Since his very successful debut as Onegin at the Wiener Staatsoper, Igor Morozov has also been singing in many famous opera houses and festivals in Western Europe and the United States: Teatro alla Scala in Milan, Deutsche Oper Berlin and Staatsoper Unter den Linden Berlin, Staatsoper Hamburg, Cologne, Bayerische Staatsoper Munich, Amsterdam, Copenhagen, Opernhaus Zürich, Teatro Massimo Palermo, Bregenzer Festspiele, Salzburger Festspiele, Boston Music Festival, Houston Grand Opera with conductors such as Lorin Maazel, Anton Guadagno, Carlo Franci, Pinchas Steinberg and partners like Edita Gruberova, Vesselina Kasarova, Francisco Araiza, Giuseppe Giacomini, Nicolai Ghiaurov, Matti Salminen the leading roles in operas like Mazeppa (Tchaikovsky), Rigoletto, Nabucco, Simon Boccanegra all by Verdi, Kovaliov in Shostakovich's The Nose.
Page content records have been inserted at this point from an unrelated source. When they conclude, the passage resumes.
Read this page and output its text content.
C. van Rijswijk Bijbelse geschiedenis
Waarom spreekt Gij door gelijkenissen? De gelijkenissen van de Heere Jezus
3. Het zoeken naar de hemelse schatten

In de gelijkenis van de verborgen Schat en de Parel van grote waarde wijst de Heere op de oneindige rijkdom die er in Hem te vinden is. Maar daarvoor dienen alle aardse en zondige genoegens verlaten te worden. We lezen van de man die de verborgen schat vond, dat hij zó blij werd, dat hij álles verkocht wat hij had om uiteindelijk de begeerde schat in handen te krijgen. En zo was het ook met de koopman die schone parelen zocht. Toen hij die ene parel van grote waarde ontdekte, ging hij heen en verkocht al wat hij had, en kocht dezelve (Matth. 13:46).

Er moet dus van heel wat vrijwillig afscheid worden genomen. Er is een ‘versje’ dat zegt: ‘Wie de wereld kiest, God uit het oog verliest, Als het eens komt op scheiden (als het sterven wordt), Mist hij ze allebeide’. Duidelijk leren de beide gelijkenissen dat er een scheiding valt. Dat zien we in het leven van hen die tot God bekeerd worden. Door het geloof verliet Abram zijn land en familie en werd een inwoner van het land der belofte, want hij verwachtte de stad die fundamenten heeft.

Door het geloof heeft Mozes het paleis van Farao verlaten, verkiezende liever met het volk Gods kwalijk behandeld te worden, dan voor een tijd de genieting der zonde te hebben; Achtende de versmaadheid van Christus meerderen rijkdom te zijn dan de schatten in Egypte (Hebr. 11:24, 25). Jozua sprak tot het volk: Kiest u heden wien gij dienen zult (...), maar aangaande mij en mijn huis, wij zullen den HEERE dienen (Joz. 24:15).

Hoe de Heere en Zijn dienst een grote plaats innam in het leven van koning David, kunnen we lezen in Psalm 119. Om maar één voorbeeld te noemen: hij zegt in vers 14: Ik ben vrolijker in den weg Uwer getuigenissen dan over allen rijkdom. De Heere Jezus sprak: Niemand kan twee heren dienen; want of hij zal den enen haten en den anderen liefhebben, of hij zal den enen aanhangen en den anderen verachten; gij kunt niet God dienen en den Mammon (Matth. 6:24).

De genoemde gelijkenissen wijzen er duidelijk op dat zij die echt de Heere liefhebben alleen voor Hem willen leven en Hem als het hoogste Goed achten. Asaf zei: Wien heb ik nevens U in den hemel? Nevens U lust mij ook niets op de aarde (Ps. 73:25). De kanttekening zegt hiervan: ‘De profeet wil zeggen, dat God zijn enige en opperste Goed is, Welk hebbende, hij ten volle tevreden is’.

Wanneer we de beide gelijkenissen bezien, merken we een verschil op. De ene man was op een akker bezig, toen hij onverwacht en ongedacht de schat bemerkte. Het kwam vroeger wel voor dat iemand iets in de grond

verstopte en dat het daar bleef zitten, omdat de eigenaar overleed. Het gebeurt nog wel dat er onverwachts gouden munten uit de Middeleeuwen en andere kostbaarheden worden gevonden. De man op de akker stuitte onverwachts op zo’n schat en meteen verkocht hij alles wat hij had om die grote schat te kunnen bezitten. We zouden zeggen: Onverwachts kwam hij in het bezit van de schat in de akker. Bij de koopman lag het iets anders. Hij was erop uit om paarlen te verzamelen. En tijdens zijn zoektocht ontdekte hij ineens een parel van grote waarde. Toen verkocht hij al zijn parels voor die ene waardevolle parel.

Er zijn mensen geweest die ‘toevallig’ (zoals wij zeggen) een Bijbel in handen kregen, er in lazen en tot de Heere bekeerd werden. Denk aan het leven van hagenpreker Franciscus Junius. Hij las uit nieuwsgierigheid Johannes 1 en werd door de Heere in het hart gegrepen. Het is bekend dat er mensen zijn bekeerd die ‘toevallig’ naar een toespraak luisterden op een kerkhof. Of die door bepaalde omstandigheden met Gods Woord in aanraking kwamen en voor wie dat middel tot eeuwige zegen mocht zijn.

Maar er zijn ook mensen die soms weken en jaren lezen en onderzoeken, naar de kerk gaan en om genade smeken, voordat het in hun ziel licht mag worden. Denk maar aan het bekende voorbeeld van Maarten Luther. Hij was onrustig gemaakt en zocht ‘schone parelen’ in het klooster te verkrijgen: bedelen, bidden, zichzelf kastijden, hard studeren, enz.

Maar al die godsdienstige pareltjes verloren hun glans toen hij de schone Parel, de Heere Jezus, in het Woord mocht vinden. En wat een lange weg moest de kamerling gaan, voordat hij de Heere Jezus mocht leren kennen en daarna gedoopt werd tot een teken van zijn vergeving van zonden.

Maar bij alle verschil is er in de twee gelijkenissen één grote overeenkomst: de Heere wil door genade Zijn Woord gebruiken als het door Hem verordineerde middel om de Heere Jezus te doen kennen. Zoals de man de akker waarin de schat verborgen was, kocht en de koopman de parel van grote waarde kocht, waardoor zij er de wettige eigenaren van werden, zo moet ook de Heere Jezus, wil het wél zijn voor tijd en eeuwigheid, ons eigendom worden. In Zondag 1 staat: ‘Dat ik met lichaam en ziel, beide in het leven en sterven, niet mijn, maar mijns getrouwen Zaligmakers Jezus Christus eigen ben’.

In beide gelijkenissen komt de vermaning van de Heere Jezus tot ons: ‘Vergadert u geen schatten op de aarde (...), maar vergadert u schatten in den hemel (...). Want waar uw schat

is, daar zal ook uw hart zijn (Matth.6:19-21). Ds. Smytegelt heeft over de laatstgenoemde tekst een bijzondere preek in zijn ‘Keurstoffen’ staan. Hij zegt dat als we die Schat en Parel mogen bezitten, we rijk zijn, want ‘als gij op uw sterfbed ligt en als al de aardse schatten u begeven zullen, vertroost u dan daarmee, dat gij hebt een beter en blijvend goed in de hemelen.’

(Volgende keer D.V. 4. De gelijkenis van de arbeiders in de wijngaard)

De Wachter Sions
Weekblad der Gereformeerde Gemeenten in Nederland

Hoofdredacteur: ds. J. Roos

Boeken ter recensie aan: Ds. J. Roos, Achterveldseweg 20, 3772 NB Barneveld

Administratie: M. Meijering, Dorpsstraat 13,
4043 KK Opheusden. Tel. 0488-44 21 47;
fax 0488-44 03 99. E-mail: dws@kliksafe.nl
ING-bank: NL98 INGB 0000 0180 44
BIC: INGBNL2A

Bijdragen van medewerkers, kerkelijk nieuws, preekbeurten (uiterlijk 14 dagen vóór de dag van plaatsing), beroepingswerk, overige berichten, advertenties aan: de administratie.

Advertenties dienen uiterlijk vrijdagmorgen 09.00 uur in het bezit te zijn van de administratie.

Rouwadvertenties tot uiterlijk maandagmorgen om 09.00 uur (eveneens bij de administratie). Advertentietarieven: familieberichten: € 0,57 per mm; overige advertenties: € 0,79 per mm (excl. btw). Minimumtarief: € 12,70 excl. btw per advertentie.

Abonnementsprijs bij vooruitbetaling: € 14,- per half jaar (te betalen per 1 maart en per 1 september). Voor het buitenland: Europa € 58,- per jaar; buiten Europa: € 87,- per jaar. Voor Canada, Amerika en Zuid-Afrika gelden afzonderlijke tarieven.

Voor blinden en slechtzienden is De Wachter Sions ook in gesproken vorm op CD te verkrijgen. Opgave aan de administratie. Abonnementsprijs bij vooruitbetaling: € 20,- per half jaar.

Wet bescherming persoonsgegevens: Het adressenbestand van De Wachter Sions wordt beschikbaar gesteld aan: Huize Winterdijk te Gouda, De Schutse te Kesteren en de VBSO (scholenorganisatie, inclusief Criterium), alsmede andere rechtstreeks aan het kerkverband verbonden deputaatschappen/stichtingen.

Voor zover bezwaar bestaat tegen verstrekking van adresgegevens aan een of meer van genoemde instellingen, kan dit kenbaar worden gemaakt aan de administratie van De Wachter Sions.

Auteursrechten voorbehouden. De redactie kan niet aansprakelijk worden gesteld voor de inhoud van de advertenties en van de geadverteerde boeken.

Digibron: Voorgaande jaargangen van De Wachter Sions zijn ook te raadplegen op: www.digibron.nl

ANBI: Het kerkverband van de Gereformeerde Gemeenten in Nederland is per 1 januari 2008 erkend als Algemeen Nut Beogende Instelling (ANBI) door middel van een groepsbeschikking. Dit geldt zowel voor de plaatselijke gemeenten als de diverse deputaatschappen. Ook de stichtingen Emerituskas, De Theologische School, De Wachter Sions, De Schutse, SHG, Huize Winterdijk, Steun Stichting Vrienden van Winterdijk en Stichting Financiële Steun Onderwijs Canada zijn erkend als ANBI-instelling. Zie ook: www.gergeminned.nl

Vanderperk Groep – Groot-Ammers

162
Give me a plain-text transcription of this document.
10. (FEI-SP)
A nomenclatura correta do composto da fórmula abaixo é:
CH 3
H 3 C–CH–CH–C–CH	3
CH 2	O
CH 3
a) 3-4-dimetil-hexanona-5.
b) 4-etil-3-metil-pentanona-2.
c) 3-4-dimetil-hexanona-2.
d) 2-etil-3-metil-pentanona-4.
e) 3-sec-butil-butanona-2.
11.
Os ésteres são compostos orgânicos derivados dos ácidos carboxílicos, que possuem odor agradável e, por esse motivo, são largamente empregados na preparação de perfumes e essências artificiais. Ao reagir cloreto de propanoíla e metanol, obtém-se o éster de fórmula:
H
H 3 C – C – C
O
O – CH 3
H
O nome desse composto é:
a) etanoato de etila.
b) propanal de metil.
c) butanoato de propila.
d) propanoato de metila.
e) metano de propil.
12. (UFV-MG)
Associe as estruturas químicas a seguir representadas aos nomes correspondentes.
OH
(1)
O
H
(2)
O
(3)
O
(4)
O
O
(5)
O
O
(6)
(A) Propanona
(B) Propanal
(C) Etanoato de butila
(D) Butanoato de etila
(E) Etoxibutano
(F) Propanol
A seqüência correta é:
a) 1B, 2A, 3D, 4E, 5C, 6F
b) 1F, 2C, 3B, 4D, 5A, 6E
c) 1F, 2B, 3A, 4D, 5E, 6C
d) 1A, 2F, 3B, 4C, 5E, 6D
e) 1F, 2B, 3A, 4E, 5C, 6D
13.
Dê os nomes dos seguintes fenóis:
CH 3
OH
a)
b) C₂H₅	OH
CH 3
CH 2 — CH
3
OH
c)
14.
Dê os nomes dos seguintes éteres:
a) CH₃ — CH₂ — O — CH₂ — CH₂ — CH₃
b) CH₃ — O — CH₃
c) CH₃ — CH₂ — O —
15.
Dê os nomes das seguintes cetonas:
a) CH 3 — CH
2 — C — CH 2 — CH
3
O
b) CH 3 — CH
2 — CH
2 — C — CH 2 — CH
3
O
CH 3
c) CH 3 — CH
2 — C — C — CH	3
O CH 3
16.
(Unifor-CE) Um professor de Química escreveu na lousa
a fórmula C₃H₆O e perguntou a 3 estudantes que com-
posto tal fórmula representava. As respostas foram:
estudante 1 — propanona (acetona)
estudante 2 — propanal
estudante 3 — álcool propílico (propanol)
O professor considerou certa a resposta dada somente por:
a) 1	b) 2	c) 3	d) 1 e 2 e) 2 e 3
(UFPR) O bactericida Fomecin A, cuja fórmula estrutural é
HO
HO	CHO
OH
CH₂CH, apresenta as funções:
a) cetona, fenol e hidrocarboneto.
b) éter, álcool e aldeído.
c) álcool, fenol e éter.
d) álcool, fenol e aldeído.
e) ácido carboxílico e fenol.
He has become a well known singer for different works of Shostakovich (Thirteenth Symphony, Babi Yar, Michelangelo Suite, Lady Macbeth of the Mtsensk District).

In Germany, Austria and Switzerland his name is usually spelled "Igor Morosow".

Woody Allen chose his interpretation of "Iago's Dream" from Verdi's Otello for his 2005 film Match Point.

Morozov is also very busy singing works by composers from Russia and Ukraine that are little known outside their home country: Georgy Sviridov (among others: "My father is a farmer" recorded with the composer as pianist), Anton Rubinstein, Mykola Lysenko, Arthur Lourié, Semyon Gulak-Artemovsky.